La pianura come l’ha raccontata lui l’ha raccontata soltanto Luigi Ghirri, che però era un fotografo. Legati da un idem sentire o meglio da un idem vedere i due hanno collaborato molto, in quegli Ottanta che furono l’ora topica di entrambi. Sulla copertina di Narratori delle pianure (Feltrinelli 1985) c’è una foto di Ghirri con Celati di spalle che guarda i campi innevati da uno stradello fangoso. Li guarda fino a un certo punto perché la visibilità è scarsa, siamo appunto in Val Padana. Ho amato quel libro di racconti e come avrei potuto non farlo se i titoli erano “Fantasmi a Borgoforte”, “Traversata delle pianure”, “La ragazza di Sermide”? Non ricordo chi fosse e cosa facesse, se fosse bella o mica tanto questa ragazza mantovana, ma mi basta rileggere il titolo perché me ne innamori nuovamente. Meglio della ragazza della Ipanema, ai miei antiesotici occhi. Ho amato ancor più la copertina, direi il miglior ritratto fotografico di Ghirri che non era un grande ritrattista, era un sommo paesaggista. Ho amato fino alle lacrime un libro successivo, se possibile ancora più ghirriano: Verso la foce. E’ un diario di viaggio, o di viaggetto (non sto mica parlando di Bruce Chatwin che per risultare interessante doveva spingersi in capo al mondo, povero lui). Partenza da Gadesco-Pieve Delmona, comune ignoto come pochi, e arrivo dove il Grande Fiume incontra il mare, e in mezzo paesi e argini raggiunti coi treni locali, con le corriere, a piedi. Perché Celati era un grande camminatore. Davide Bregola, uno dei suoi eredi letterari e non soltanto perché vive a Sermide, nel recente libro sugli scrittori appartati d’Italia, I solitari, racconta di averlo incontrato una mattina presto, per caso: “L’ho visto vagare per Carpi e l’ho fermato. Mi ha detto che per lui camminare è vitale. Per essere più precisi non l’ho fermato, ma ho iniziato a camminare io al suo fianco”.
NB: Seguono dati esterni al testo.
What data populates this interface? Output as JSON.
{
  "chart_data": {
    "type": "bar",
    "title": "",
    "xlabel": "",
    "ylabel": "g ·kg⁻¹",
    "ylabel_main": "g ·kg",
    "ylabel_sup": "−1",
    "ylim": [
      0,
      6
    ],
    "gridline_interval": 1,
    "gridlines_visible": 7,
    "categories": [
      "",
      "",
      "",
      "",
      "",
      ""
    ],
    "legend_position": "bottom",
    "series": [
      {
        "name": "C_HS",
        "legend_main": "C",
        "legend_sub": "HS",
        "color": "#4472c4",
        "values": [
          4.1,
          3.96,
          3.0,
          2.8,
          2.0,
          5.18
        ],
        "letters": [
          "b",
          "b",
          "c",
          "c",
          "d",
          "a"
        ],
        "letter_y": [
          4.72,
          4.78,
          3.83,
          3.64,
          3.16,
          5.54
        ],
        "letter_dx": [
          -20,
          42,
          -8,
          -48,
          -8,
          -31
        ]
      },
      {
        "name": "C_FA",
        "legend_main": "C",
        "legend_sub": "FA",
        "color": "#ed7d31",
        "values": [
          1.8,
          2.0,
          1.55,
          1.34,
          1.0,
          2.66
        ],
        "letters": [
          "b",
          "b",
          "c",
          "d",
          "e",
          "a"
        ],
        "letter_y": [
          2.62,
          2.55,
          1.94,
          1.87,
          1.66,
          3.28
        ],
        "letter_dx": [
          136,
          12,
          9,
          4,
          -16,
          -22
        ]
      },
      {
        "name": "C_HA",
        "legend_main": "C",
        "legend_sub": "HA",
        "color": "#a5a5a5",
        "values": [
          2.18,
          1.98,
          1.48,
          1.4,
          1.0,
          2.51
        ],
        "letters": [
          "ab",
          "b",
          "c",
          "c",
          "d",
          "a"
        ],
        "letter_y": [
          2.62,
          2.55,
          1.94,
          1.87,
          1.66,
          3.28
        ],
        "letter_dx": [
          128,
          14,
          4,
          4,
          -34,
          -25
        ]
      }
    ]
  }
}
Mi dispiace non aver mai camminato al suo fianco, di averne soltanto, in alcuni luoghi, percepito l’aleggiare: una volta nella trattoria della famiglia di Franco Arminio, a Bisaccia (Avellino), dove lui aveva mangiato prima di me, e ovviamente sulle rive del Po, a Casalmaggiore, a Pomponesco, a Brescello, a Boretto… Ma forse è stato meglio così, credo fosse più misantropo di me come dimostra il curriculum di chierico vagante, insofferente.
Insegnò addirittura al Dams, un ganglio del sistema culturale, ma si dimise presto scegliendo l’instabilità, rifiutando la competizione e “diciamolo pure: quel tipo di massoneria creato dalla sinistra” (da un’intervista rilasciata al Giornale nel 2008). Scrisse che le fotografie di Ghirri “tolgono di mezzo un luogo comune tra i più penosi, secondo cui il mondo si dividerebbe in aspetti interessanti e banali. Tutto diventa interessante, ossia tutto acquista la dignità dell’essere”. Le stesse parole si possono usare per le sue pagine che rendono interessanti i luoghi più insignificanti, dove perfino Gadesco-Pieve Delmona acquista la dignità dell’essere.